Huella de Chernobyl

¿Que hay detrás de esa puerta abierta? ¿Con quien comunica ese interfono que debe de llevar cuarenta años colgado en la pared? ¿Quién riega esas frágiles plantas que se ven en los tiestos que flanquean un sillón vacío? ¿A que sabe el agua que sale de ese grifo que parece un trozo de manguera incrustada en la pared? ¿Quién se ha dejado el babero en la barandilla de la cuna donde duerme un niño que nunca sabremos quien es? ¿A quien pertenecen esas radiografías que muestran una grave desviación de la columna vertebral? ¿Y como se llama esa mujer de las pantuflas, esa mujer que se ha sentado en un sofá raído, bajo un tapiz igual de raído, y que guarda una pila de periódicos bajo la televisión, mientras el reloj marca las doce y veinticinco de un día que nunca sabremos cual fue?

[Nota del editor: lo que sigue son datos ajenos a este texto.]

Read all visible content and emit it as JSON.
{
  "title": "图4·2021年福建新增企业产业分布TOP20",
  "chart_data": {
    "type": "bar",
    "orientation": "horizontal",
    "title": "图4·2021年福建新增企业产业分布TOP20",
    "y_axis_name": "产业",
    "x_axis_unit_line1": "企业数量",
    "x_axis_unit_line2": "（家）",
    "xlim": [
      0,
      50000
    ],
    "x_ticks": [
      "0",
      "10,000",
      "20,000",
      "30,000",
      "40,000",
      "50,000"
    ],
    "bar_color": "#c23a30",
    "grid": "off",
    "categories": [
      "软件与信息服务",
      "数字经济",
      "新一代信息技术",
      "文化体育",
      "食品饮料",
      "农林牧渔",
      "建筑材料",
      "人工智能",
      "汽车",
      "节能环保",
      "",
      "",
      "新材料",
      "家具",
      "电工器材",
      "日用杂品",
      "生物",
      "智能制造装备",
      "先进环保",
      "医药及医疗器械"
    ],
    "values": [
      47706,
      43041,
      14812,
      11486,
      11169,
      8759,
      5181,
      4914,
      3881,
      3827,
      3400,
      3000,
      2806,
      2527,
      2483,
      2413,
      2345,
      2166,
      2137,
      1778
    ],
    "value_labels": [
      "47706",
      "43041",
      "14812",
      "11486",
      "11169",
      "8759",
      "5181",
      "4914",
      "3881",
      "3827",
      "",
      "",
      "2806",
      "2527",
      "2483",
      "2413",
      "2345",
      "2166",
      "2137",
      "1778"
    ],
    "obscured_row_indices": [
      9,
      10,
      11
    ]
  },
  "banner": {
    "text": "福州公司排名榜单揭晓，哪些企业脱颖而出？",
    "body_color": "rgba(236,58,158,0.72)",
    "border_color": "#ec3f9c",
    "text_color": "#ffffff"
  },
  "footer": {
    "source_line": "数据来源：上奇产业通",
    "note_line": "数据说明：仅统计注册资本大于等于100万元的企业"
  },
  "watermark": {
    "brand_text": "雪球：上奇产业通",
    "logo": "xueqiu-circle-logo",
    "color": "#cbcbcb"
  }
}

Miro las fotos de Quino Castro. Miro la luz grisácea que ilumina el pasillo de un hospital, que quizá no es un hospital sino un orfanato o las dos cosas a la vez. Miro a esa mujer de espaldas que abre una puerta y se aleja de nosotros, que es una de esas mujeres silenciosas que sostienen el mundo, todo nuestro mundo, ese mundo interminable que está hecho de interfonos y sillones desfondados y relojes que marcan las doce y veinticinco y bebés amortajados que no han conseguido salir vivos de la sala de reanimación. Miro esas fotos conteniendo el aliento. Y respiro a fondo. Y suspiro. Y sigo mirando.